- Born: 11 August 1941 Broken Hill, New South Wales, Australia
- Died: 27 June 2017 (aged 75)
- Occupations: Poet; novelist; short story writer; politician;

= Rae Desmond Jones =

Australian poet, novelist, and politician (1941–2017)

Rae Desmond Jones (11 August 1941 – 27 June 2017) was an Australian poet, novelist, short story writer and politician.

Jones was born in the mining town of Broken Hill in the far West of New South Wales. Although many of his poems and stories are concerned with urban experience, he always felt that desert landscapes were central to his language and perception. He wrote in colloquial language, which sometimes exploded in powerful narratives packed with ambiguous sexual and violent imagery, especially in his earlier poems and some of his novels.

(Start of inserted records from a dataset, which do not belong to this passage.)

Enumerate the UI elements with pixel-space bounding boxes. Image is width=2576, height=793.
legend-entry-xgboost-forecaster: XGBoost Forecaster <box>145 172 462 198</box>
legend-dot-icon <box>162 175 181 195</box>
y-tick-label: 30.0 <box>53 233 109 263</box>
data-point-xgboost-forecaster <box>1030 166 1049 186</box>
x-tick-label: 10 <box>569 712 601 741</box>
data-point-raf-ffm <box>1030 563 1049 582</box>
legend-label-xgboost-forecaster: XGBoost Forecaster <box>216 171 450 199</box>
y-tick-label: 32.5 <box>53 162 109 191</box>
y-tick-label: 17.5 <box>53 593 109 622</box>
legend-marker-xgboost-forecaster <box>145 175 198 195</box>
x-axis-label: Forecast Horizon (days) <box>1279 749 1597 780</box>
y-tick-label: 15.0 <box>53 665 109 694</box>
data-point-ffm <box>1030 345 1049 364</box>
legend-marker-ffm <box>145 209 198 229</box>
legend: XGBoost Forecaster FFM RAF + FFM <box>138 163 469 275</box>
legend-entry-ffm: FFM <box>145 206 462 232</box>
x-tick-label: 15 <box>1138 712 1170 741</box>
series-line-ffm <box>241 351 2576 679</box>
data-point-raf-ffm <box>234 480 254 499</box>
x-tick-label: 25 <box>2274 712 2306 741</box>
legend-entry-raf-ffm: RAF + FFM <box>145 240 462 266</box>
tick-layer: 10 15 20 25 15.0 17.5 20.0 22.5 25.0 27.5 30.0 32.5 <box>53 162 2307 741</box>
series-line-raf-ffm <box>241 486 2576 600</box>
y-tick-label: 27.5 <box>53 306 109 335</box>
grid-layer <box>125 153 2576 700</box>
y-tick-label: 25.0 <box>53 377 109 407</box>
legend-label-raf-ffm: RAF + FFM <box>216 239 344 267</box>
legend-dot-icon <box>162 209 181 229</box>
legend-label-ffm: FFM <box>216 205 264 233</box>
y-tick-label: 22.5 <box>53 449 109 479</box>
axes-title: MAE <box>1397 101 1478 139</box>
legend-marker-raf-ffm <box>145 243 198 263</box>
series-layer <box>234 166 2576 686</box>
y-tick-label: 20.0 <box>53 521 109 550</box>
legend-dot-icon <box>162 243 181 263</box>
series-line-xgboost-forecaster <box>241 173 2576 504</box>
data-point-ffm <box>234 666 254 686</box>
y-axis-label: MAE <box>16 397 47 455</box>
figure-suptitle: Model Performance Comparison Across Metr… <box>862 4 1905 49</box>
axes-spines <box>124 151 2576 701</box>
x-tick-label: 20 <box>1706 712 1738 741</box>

He was involved with the Poets Union.

He became a popular mayor of Ashfield, an inner Sydney Municipality, from 2004 to 2006, and during that period held together a broad coalition of Labor Party, Green and Independent representatives. He said that for him "poetry and politics are mutually contradictory, and he finds consolation from each in the arms of the other."

==Bibliography==
Poetry
- Orpheus With A Tuba, Makar Press, 1973.
- The Mad Vibe, Saturday Centre, 1975.
- Shakti, Makar Press, 1977.
- The Palace of Art, Makar Press, 1981.
- Blow Out, Island Press, 2008.
- Baygone and other poems, Picaro Press, 2011.
- Thirteen Poems from the Dead, Polar Bear Press 2011.
- Decline and Fall, Flying Islands Press, 2011.
- The Selected Your Friendly Fascist, (as editor), Rochford Press, 2012.
- It Comes From All Directions: New and Selected Poems, Grand Parade Poets, 2013.
- The End of the Line, Rochford Press, 2019.

Novels
- The Lemon Tree, Angus & Robertson, 1990.
- Wisdom, Blackwattle Press, 1995.

Short stories
- Walking The Line, Red Press, 1979.

Video/DVD
- Rae Jones: Poet With A Tuba, Vanguard 1985.